You can invoke the methods of the interface:
double m = meas.getMeasure();
and also you should know that there can be type conversians between class and interface types.
It means, that the member function can return any implementation. This follows the "Program to an interface, not an implementation." design pattern.
Methods do not return interfaces or classes. They return a reference to an instance (=object) or null (or a primitive value, but let's stick with objects). This reference is usually either stored in a variable or used to call instance methods or access instance members.
The declared return type tells us the least specific type of the real instance, whose reference is returned by the method. The object behind that reference may be exactly that type or any subclass (or sub-subclass, ...).
A method can return nothing (void), or a primitive value int, double, ...), or a reference that is either null or refers to an instance. When a method returns a reference, it is
declared as returning a reference to some particular kind of object.
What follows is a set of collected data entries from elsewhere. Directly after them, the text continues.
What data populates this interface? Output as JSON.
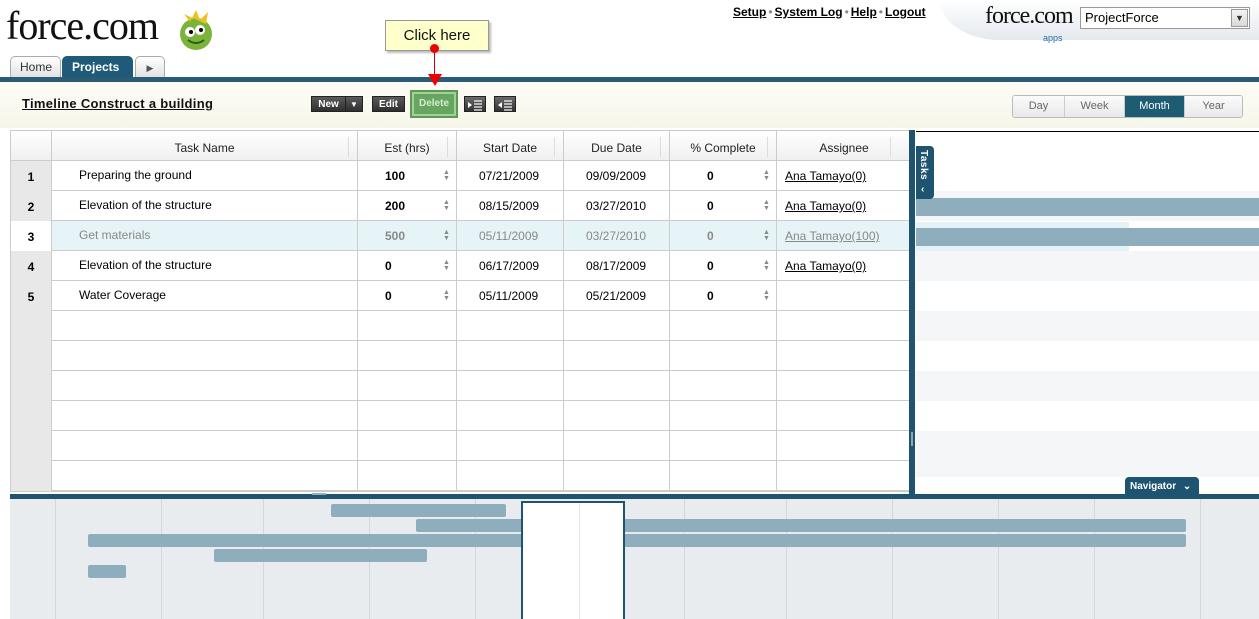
{
  "header": {
    "logo_text": "force.com",
    "links": [
      "Setup",
      "System Log",
      "Help",
      "Logout"
    ],
    "apps_logo": "force.com",
    "apps_label": "apps",
    "app_select_value": "ProjectForce"
  },
  "tabs": [
    "Home",
    "Projects"
  ],
  "callout": "Click here",
  "timeline_title": "Timeline Construct a building",
  "toolbar": {
    "new": "New",
    "edit": "Edit",
    "delete": "Delete"
  },
  "zoom": {
    "options": [
      "Day",
      "Week",
      "Month",
      "Year"
    ],
    "selected": "Month"
  },
  "grid": {
    "columns": [
      "Task Name",
      "Est (hrs)",
      "Start Date",
      "Due Date",
      "% Complete",
      "Assignee"
    ],
    "rows": [
      {
        "n": "1",
        "task": "Preparing the ground",
        "est": "100",
        "start": "07/21/2009",
        "due": "09/09/2009",
        "complete": "0",
        "assignee": "Ana Tamayo(0)"
      },
      {
        "n": "2",
        "task": "Elevation of the structure",
        "est": "200",
        "start": "08/15/2009",
        "due": "03/27/2010",
        "complete": "0",
        "assignee": "Ana Tamayo(0)"
      },
      {
        "n": "3",
        "task": "Get materials",
        "est": "500",
        "start": "05/11/2009",
        "due": "03/27/2010",
        "complete": "0",
        "assignee": "Ana Tamayo(100)"
      },
      {
        "n": "4",
        "task": "Elevation of the structure",
        "est": "0",
        "start": "06/17/2009",
        "due": "08/17/2009",
        "complete": "0",
        "assignee": "Ana Tamayo(0)"
      },
      {
        "n": "5",
        "task": "Water Coverage",
        "est": "0",
        "start": "05/11/2009",
        "due": "05/21/2009",
        "complete": "0",
        "assignee": ""
      }
    ],
    "selected_row": "3"
  },
  "gantt": {
    "tasks_tab": "Tasks",
    "navigator_label": "Navigator"
  },
  "colors": {
    "accent": "#1f5470",
    "bar": "#8eaebe",
    "selected_row": "#e6f4f8",
    "delete_button": "#67a560"
  }
}
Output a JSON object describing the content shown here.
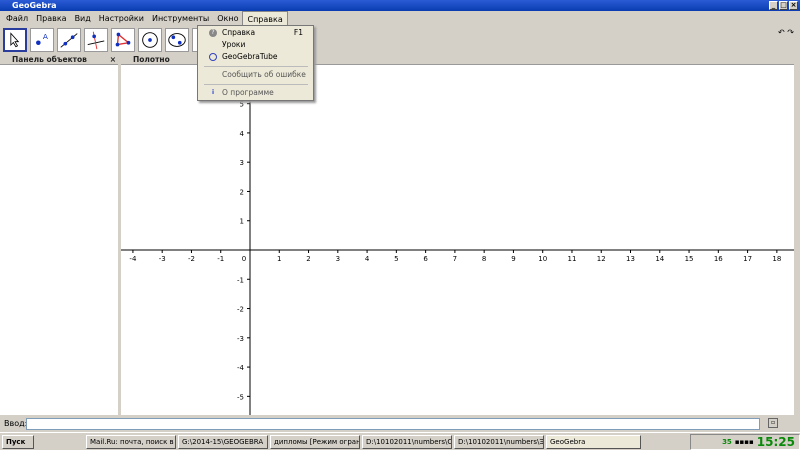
{
  "window": {
    "title": "GeoGebra"
  },
  "menubar": [
    "Файл",
    "Правка",
    "Вид",
    "Настройки",
    "Инструменты",
    "Окно",
    "Справка"
  ],
  "help_menu": {
    "items": [
      {
        "label": "Справка",
        "shortcut": "F1",
        "icon": "help-icon"
      },
      {
        "label": "Уроки"
      },
      {
        "label": "GeoGebraTube",
        "icon": "geogebra-icon"
      },
      {
        "label": "Сообщить об ошибке"
      },
      {
        "label": "О программе",
        "icon": "info-icon"
      }
    ]
  },
  "panels": {
    "algebra": "Панель объектов",
    "graphics": "Полотно"
  },
  "axes": {
    "x_ticks": [
      -4,
      -3,
      -2,
      -1,
      0,
      1,
      2,
      3,
      4,
      5,
      6,
      7,
      8,
      9,
      10,
      11,
      12,
      13,
      14,
      15,
      16,
      17,
      18
    ],
    "y_ticks": [
      5,
      4,
      3,
      2,
      1,
      -1,
      -2,
      -3,
      -4,
      -5
    ]
  },
  "input": {
    "label": "Ввод:",
    "value": ""
  },
  "taskbar": {
    "start": "Пуск",
    "tasks": [
      "Mail.Ru: почта, поиск в ...",
      "G:\\2014-15\\GEOGEBRA",
      "дипломы [Режим огран...",
      "D:\\10102011\\numbers\\C...",
      "D:\\10102011\\numbers\\Э...",
      "GeoGebra"
    ],
    "tray_num": "35",
    "clock": "15:25"
  }
}
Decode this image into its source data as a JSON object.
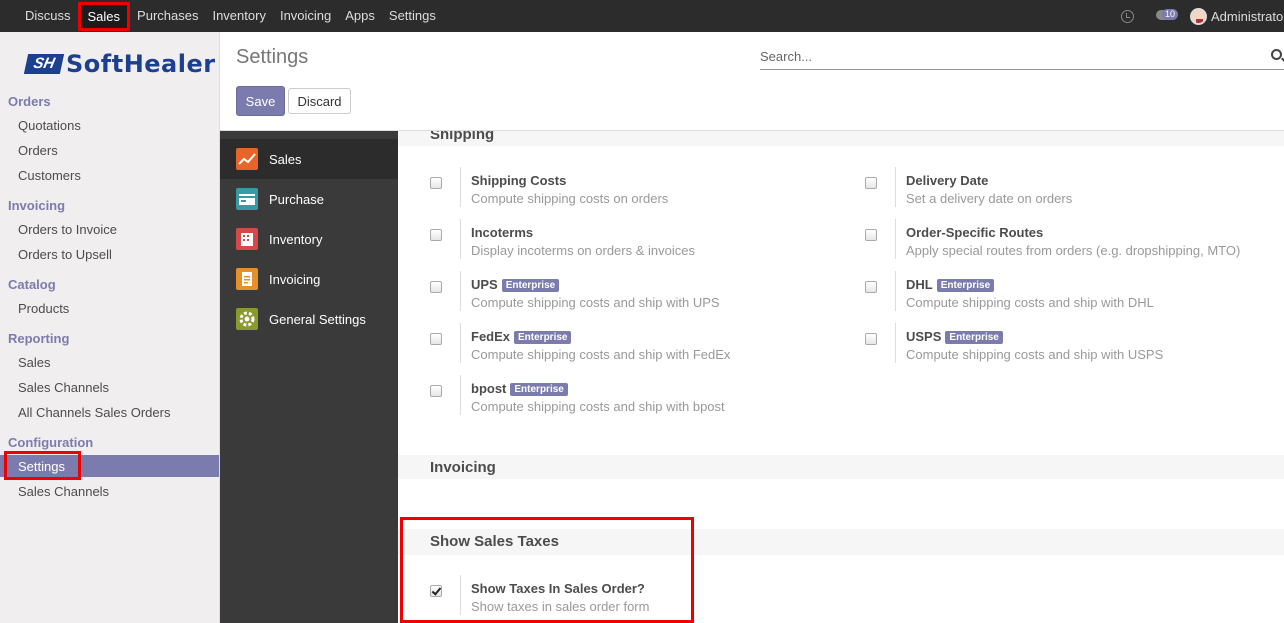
{
  "topbar": {
    "menu": [
      "Discuss",
      "Sales",
      "Purchases",
      "Inventory",
      "Invoicing",
      "Apps",
      "Settings"
    ],
    "messages_count": "10",
    "username": "Administrator"
  },
  "sidebar": {
    "logo_mark": "SH",
    "logo_text": "SoftHealer",
    "sections": {
      "orders": "Orders",
      "invoicing": "Invoicing",
      "catalog": "Catalog",
      "reporting": "Reporting",
      "configuration": "Configuration"
    },
    "items": {
      "quotations": "Quotations",
      "orders": "Orders",
      "customers": "Customers",
      "orders_to_invoice": "Orders to Invoice",
      "orders_to_upsell": "Orders to Upsell",
      "products": "Products",
      "sales": "Sales",
      "sales_channels": "Sales Channels",
      "all_channels_sales_orders": "All Channels Sales Orders",
      "settings": "Settings",
      "config_sales_channels": "Sales Channels"
    }
  },
  "control_panel": {
    "title": "Settings",
    "search_placeholder": "Search...",
    "save": "Save",
    "discard": "Discard"
  },
  "apps": [
    "Sales",
    "Purchase",
    "Inventory",
    "Invoicing",
    "General Settings"
  ],
  "main": {
    "shipping_title": "Shipping",
    "enterprise_badge": "Enterprise",
    "options": {
      "shipping_costs": {
        "label": "Shipping Costs",
        "desc": "Compute shipping costs on orders"
      },
      "delivery_date": {
        "label": "Delivery Date",
        "desc": "Set a delivery date on orders"
      },
      "incoterms": {
        "label": "Incoterms",
        "desc": "Display incoterms on orders & invoices"
      },
      "order_routes": {
        "label": "Order-Specific Routes",
        "desc": "Apply special routes from orders (e.g. dropshipping, MTO)"
      },
      "ups": {
        "label": "UPS",
        "desc": "Compute shipping costs and ship with UPS"
      },
      "dhl": {
        "label": "DHL",
        "desc": "Compute shipping costs and ship with DHL"
      },
      "fedex": {
        "label": "FedEx",
        "desc": "Compute shipping costs and ship with FedEx"
      },
      "usps": {
        "label": "USPS",
        "desc": "Compute shipping costs and ship with USPS"
      },
      "bpost": {
        "label": "bpost",
        "desc": "Compute shipping costs and ship with bpost"
      },
      "show_taxes": {
        "label": "Show Taxes In Sales Order?",
        "desc": "Show taxes in sales order form",
        "checked": true
      }
    },
    "invoicing_title": "Invoicing",
    "taxes_title": "Show Sales Taxes"
  }
}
In your case, the reference this method returns will either be null or will refer to an object whose class implements Cat
When you don't need to know about implementation you can return interface to leave implementation to that method and caller can just use methods that interface provides.
Cat cat = nextCat(state);
cat.makeCat(state);
As per the object oriented definition, an interface is a group of related methods with empty bodies. Interfaces form a contract between the class and the outside world, and this contract is enforced at build time by the compiler. Having said that, nextCat(GameState state) returns an Interface Cat which means that at runtime it could return any object which Implements Cat. Now, isn't that flexible?
Clients remain unaware of the specific types of objects they use, as long as the objects adhere to the interface that clients expect.
Returning interface allows a member function to return reference of any implemented class. It gives flexibility to program to an interface and also is helpful in implementation of factory and abstract factory design pattern.
It return an Object which implements the interface.